Track: XML and Web Data
Paper Title:
Visibly Pushdown Automata for Streaming XML
Authors:
Abstract:
We propose the study of visibly pushdown automata (VPA) for
processing XML documents. VPAs are pushdown automata where the
input determines the stack operation, and XML documents are
naturally visibly pushdown with the VPA pushing onto the stack on
open-tags and popping the stack on close-tags. In this paper we
demonstrate the power and ease visibly pushdown automata give
in the design of streaming algorithms for XML documents.

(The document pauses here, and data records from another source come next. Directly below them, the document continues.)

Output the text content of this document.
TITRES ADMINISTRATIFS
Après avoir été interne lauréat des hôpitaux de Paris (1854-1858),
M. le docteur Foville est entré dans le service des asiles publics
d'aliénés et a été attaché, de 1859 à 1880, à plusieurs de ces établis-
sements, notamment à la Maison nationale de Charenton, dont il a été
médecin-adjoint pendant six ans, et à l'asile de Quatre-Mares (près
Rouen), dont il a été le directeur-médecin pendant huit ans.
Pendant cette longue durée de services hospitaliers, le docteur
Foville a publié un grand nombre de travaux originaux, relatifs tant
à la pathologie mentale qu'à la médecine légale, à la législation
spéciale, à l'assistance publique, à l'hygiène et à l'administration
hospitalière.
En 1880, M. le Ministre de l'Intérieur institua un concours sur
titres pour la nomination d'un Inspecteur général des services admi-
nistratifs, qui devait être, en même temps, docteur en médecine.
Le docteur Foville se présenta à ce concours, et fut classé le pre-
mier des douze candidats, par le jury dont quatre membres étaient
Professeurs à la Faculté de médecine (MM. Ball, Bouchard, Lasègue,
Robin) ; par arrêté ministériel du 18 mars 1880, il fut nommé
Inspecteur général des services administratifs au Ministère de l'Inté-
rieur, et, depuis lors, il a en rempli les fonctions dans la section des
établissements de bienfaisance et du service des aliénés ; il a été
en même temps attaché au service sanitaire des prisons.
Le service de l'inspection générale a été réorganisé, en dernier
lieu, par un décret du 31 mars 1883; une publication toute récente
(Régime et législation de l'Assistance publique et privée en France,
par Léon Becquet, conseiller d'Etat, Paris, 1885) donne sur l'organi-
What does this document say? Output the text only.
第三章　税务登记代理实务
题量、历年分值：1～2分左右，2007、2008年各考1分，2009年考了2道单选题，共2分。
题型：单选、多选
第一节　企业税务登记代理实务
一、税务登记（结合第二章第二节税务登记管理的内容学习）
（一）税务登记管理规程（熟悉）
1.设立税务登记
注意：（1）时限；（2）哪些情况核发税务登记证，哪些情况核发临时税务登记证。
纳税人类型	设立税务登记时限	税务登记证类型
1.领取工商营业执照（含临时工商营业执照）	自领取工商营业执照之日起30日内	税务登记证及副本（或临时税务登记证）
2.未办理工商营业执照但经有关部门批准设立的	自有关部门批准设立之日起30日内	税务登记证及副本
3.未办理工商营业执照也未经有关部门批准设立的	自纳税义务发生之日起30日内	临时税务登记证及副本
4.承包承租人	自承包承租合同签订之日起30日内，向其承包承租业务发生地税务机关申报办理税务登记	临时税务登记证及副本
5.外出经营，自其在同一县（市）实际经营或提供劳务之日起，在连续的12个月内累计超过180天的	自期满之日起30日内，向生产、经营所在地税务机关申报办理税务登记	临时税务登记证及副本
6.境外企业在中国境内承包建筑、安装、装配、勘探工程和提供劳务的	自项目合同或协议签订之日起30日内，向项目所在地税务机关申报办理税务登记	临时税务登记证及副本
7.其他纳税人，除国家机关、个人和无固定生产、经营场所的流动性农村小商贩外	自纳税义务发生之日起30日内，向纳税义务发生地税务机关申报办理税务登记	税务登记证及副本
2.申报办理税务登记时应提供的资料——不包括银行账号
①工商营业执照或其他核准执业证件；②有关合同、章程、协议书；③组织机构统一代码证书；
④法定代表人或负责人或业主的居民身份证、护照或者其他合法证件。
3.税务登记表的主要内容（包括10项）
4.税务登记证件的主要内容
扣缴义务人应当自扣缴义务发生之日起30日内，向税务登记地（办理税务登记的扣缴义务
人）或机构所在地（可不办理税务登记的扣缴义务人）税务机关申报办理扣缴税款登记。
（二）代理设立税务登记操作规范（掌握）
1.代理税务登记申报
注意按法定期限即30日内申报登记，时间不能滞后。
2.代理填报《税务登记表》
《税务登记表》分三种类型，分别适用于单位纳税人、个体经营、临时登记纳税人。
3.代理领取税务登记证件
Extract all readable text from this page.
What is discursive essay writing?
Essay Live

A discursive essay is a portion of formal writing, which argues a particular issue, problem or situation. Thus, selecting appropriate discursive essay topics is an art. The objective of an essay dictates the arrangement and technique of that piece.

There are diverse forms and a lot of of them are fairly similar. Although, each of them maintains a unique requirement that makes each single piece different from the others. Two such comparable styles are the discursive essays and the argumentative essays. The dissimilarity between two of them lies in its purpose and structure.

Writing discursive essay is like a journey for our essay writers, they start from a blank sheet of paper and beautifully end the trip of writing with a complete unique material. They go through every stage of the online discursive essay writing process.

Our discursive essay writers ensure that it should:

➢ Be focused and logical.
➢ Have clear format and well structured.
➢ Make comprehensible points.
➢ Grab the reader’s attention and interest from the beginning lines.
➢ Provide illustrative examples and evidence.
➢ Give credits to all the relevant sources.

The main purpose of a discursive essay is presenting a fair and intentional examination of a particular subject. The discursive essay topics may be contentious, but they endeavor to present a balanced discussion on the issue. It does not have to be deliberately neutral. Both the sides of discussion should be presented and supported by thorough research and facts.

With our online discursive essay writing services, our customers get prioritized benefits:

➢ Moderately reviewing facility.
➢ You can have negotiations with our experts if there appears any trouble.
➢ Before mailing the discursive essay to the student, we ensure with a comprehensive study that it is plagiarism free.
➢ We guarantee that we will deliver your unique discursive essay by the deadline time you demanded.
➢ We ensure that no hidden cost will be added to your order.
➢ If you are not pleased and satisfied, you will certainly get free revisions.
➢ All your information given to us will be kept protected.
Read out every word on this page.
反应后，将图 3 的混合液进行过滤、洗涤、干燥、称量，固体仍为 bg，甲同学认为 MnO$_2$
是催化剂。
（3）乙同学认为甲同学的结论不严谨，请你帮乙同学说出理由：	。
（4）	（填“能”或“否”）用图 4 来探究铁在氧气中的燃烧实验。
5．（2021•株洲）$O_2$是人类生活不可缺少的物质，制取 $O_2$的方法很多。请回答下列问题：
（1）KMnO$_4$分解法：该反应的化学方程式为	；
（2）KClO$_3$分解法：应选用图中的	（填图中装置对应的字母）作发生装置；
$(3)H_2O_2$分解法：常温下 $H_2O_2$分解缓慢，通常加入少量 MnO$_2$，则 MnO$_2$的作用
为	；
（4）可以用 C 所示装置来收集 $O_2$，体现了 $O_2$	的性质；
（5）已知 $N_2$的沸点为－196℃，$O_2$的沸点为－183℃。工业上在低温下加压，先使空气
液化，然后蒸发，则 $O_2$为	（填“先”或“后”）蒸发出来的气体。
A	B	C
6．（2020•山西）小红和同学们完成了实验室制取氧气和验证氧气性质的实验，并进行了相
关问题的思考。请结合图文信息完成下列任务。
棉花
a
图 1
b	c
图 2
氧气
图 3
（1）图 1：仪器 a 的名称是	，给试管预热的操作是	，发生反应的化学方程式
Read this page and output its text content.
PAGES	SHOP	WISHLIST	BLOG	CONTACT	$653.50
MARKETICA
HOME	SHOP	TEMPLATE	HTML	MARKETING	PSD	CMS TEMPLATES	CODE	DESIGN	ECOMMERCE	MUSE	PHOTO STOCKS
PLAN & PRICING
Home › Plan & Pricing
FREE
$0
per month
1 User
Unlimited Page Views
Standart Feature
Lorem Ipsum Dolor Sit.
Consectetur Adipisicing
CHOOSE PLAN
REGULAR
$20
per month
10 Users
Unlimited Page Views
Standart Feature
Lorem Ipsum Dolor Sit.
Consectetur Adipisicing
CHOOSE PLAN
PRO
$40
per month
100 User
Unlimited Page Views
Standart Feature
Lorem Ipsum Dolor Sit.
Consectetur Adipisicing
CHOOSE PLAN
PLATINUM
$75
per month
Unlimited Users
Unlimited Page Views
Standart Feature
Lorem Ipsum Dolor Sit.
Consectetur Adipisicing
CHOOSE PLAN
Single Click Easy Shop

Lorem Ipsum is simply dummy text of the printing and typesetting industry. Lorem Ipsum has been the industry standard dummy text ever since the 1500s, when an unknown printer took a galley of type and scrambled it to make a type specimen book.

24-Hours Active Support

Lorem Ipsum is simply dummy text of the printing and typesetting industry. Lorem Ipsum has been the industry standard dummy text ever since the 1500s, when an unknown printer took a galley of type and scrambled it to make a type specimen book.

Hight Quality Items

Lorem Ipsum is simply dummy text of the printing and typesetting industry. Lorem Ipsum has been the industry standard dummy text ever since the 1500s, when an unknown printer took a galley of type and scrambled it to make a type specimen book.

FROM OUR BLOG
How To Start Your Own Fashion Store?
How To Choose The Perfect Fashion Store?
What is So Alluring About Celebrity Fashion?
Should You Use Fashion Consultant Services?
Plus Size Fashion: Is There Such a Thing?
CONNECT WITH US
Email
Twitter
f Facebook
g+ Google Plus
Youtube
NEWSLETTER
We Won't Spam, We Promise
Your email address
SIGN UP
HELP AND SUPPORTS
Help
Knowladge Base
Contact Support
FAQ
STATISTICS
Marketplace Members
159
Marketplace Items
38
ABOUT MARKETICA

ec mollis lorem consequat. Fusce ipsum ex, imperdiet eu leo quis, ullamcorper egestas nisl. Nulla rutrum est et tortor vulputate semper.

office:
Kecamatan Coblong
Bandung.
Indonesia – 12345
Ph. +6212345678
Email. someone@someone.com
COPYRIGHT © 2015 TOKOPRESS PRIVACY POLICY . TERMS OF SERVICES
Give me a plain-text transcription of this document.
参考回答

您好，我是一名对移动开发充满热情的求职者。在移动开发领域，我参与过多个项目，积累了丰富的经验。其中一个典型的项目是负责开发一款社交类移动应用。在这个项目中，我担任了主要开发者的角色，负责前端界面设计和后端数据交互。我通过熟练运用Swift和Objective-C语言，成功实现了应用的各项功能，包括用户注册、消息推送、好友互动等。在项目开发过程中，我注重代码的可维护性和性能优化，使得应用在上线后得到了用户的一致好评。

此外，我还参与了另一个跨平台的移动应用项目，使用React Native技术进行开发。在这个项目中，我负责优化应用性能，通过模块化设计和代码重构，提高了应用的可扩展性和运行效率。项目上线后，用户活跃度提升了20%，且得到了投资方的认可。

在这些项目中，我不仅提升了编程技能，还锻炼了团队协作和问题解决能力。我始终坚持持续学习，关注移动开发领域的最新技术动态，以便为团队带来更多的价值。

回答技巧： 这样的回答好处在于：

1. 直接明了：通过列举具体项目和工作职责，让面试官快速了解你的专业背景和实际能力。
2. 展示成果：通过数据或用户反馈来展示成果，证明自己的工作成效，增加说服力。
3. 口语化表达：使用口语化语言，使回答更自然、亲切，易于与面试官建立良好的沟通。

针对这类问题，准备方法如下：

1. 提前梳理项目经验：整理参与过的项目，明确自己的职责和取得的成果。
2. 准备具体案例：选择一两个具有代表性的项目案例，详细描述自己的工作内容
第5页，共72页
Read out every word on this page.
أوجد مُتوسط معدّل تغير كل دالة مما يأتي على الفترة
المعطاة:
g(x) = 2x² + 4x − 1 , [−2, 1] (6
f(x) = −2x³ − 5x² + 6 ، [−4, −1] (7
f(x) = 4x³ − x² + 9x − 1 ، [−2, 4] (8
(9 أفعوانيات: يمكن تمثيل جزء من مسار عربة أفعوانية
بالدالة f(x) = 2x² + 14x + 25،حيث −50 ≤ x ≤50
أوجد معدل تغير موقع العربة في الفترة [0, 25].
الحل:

We study the problems of type-checking streaming XML documents against SDTD schemas, and the problem of typing tags in a streaming XML document according to an SDTD schema. For the latter problem, we consider both pre-order typing and post-order typing of a document, which dynamically determines types at open-tags and close-tags respectively as soon as they are met. We also generalize the problems of pre-order and post-order typing to prefix querying. We show that a deterministic VPA yields an algorithm to the problem of answering in one pass the set of all answers to any query that has the property that a node satisfying the query is determined solely by the prefix leading to the node. All the streaming algorithms we develop in this paper are based on the construction of deterministic VPAs, and hence, for any fixed problem, the algorithms process each element of the input in constant time, and use space O(d), where d is the depth of the document.